= Frasers of Philorth =

The Frasers of Philorth are a Scottish Lowlands family, originally from the Anjou region of France. Castle Fraser, their family seat, is in Sauchen, Aberdeenshire, Scotland. Since the time of Alexander Fraser, 11th Lord Saltoun, the heads of the Philorth family are the Lords Saltoun. The current head of the Frasers of Philorth is Katharine Fraser, 22nd Lady Saltoun, who is Chief of the Name and Arms of Clan Fraser. The family's arms are "azure, three cinquefoils argent"—three silver strawberry flowers on a field of blue. The heraldic cinquefoil is a stylized five-point leaf; the cinquefoils which appear on the Fraser of Philorth coat-of-arms are specifically strawberry flowers. Only the Lady or Lord Saltoun is permitted to display these arms plain and undifferenced.

==History==
Fraserburgh Alexander's grandson, also Alexander, married a daughter of the Earl of Ross, acquiring the lands of Philorth in Buchan, plus the castle of Cairnbulg, which has been the seat of the Fraser chiefs from that time forward.

In 1504, the family purchased a fishing community called Faithlie, by Kinnaird Head. On coming into possession in 1569, Sir Alexander, 8th Lord of Philorth, began to build "a large and beautiful town". He laid the foundation of the Tower of Kynnairdshead, since called the Castle of Fraserburgh, and built a church.

They created a burgh of barony in 1546.

In 1592, Alexander was given a charter by James VI for Faithlie. He improved the harbour, making the area a thriving town, which soon became a free port and burgh called Fraserburgh, a rival of Aberdeen.

Around 1596, the family built Pittulie Castle.

Fraserburgh was to have had a university, but the religious troubles and competition from Aberdeen stemmed the town’s growth. By building Fraserburgh Castle the Laird bankrupted himself, and had to sell the Philorth Castle, which passed out of the family for over 300 years until Alexander Fraser, 19th Lord Saltoun, bought it back in 1934. Alexander, 9th Lord of Philorth, married the heiress of the Lord Saltoun, a title borne by the Clan Fraser chiefs since that time.

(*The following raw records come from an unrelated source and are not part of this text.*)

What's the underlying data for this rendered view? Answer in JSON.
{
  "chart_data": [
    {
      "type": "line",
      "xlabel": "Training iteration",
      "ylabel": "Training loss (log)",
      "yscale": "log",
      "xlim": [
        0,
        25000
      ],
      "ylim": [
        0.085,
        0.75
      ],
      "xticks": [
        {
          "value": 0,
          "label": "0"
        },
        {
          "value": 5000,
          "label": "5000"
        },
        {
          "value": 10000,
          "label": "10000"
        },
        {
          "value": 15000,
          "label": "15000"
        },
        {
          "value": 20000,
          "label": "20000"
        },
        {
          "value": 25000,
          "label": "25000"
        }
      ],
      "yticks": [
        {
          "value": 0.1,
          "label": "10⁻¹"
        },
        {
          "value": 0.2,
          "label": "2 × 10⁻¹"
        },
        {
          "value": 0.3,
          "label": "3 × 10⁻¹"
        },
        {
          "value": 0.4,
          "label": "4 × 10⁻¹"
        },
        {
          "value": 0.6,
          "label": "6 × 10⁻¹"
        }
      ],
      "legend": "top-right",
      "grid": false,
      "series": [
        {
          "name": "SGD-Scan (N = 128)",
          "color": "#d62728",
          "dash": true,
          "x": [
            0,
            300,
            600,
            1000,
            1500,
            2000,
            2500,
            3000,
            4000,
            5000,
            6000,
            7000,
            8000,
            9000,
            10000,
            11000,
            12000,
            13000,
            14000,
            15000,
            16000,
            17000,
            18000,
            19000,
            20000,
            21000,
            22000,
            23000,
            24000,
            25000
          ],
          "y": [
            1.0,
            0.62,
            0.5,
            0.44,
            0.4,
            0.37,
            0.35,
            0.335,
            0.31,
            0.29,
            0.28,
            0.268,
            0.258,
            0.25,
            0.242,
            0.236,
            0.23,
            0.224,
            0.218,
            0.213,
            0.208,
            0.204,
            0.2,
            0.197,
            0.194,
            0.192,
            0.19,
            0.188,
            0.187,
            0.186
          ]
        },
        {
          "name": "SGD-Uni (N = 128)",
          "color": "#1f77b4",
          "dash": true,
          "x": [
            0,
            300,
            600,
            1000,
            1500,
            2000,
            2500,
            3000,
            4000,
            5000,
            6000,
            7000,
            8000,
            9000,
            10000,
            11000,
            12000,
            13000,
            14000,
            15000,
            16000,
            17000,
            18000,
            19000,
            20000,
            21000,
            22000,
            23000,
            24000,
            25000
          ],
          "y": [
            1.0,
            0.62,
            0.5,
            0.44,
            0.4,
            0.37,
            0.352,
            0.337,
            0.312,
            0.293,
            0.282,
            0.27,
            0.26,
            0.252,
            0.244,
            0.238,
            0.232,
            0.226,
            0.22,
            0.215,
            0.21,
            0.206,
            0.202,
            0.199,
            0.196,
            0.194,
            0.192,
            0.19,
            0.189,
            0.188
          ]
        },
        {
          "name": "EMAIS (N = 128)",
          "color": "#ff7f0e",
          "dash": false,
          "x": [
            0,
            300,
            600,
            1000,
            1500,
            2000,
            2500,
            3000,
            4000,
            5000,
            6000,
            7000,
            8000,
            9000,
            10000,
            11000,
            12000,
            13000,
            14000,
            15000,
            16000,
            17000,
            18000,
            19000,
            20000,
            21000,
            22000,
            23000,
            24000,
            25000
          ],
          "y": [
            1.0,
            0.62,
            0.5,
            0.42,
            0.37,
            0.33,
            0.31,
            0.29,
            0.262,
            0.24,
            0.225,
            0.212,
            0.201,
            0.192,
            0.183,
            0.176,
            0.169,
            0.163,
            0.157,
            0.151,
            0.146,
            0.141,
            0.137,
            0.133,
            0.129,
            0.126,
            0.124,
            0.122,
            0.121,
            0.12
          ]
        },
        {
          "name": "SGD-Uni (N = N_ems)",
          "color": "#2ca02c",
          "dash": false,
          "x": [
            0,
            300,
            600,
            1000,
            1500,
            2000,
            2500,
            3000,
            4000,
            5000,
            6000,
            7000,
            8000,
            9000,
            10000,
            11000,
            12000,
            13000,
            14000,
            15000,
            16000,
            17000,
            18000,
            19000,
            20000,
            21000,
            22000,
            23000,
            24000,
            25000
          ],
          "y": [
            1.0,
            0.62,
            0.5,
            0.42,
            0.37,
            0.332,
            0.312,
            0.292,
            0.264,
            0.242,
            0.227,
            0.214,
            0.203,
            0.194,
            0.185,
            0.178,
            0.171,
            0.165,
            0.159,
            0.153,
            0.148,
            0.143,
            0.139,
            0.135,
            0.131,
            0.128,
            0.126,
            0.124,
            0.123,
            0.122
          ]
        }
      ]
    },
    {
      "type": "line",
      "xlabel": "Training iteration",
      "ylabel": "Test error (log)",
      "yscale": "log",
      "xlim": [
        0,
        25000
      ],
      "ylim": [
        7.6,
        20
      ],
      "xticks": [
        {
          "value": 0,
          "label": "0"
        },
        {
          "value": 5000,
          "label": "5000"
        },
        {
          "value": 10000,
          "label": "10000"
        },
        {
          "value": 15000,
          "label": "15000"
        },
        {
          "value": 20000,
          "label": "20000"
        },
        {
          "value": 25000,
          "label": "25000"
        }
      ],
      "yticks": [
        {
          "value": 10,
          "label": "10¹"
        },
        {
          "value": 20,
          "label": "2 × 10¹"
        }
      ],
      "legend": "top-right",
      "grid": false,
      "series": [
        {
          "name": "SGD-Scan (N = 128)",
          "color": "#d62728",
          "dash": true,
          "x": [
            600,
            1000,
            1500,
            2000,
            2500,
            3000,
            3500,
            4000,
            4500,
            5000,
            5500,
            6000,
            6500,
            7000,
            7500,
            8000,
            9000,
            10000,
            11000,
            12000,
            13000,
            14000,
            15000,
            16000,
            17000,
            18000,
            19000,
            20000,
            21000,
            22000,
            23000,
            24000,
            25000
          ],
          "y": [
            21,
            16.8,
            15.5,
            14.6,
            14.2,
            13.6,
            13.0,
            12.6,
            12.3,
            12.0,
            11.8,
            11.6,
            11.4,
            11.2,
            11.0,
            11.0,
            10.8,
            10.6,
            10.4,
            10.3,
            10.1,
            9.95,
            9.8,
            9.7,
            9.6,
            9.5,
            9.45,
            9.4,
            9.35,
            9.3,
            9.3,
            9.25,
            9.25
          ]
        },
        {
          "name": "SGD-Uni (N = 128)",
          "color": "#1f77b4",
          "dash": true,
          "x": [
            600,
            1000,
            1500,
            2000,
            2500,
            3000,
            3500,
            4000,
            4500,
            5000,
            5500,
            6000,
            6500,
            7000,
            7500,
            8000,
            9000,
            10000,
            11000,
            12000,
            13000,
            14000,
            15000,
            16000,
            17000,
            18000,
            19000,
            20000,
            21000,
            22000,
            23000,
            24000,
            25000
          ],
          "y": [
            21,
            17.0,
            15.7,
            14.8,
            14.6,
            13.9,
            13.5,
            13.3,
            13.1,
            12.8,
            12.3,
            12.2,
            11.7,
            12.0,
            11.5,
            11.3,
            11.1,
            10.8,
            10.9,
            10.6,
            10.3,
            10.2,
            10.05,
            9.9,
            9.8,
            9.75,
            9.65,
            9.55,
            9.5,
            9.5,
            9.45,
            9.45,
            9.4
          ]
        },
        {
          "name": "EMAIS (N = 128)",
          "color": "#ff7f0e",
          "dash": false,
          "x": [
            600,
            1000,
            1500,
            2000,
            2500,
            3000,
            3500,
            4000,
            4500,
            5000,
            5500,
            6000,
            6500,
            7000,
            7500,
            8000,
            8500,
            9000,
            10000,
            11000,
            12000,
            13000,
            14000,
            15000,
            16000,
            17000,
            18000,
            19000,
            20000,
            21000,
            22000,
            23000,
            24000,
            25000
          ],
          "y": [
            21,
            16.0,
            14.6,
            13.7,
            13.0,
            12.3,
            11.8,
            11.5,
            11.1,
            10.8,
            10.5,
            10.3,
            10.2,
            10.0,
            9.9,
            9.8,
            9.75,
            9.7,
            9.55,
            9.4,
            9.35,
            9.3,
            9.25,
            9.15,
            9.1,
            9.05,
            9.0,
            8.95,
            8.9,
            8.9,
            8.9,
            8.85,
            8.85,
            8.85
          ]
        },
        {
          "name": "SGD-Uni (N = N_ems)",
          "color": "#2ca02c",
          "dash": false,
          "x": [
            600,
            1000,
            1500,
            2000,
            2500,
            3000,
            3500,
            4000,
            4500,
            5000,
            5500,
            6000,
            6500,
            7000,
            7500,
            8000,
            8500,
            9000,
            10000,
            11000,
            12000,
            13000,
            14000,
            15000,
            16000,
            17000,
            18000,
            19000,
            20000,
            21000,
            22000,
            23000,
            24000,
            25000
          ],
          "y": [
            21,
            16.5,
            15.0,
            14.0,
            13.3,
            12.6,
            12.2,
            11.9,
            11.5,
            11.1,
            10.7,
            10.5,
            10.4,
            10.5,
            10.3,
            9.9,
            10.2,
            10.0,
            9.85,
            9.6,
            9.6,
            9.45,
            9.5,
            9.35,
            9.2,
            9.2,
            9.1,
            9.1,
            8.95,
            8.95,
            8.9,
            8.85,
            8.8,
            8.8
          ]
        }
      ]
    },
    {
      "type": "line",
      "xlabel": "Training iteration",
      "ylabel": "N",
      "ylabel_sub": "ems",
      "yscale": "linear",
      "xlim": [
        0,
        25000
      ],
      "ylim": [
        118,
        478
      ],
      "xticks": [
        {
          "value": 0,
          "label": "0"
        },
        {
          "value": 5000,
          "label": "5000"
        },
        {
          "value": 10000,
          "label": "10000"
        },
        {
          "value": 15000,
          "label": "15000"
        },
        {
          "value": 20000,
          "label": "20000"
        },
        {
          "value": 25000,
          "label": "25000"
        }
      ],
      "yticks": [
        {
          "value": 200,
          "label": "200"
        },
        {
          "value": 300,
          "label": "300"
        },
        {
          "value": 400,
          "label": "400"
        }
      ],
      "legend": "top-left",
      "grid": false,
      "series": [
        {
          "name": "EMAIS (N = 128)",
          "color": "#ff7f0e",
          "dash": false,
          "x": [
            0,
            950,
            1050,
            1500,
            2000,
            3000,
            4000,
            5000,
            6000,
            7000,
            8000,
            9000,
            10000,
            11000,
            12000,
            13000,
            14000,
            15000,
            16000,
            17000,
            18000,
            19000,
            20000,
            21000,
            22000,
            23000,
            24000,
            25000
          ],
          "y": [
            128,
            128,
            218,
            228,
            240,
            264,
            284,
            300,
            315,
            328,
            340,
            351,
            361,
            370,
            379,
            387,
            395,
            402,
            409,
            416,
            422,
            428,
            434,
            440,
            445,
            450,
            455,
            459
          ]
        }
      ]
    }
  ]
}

The Chiefship was in dispute between the Frasers of Philorth and another branch, which also came from Tweeddale, the Frasers of Muchalls.
In the reign of Charles I, the Frasers supported his rule in Scotland, as his father had granted them the lordship. In the Anglo-Scottish war, the Frasers fought against Oliver Cromwell. This act of rebellion meant that title of Lord Fraser was not long-lived, as many of the Fraser family began immigrating to the Americas during Cromwell's reign as Lord Protector. Many of the 1st Lord Fraser's sons settled in the newly founded colonies of Massachusetts, Virginia, and Maryland under the name "Frizzell". Many of these descendants married into prominent families in the Colonies, including the Carters of Corotoman, Virginia.

As for those who stayed in Scotland, Andrew, the 2nd Lord Fraser, remained in Kemnay at Castle Fraser until his death in 1623. His eldest son, the 3rd Lord Fraser, Alexander Fraser, 11th Lord Saltoun, and his brothers took part in the 1650 Battle of Dunbar under David Leslie, 1st Lord Newark. One of these brothers, James Fraser, ended up in Massachusetts (US) as "James Frizzell." In 1670, following the ascension of Charles II of England, the 3rd Lord Frazer's (11th Lord Saltoun) title was ratified by Parliament. Following the death of the 3rd Lord Fraser in 1693, the title passed to his grandson, William Fraser, 12th Lord Saltoun. The peerage expired with the 4th Lord Fraser, who died in 1716 while on the run as a result of his participation in The Fifteen.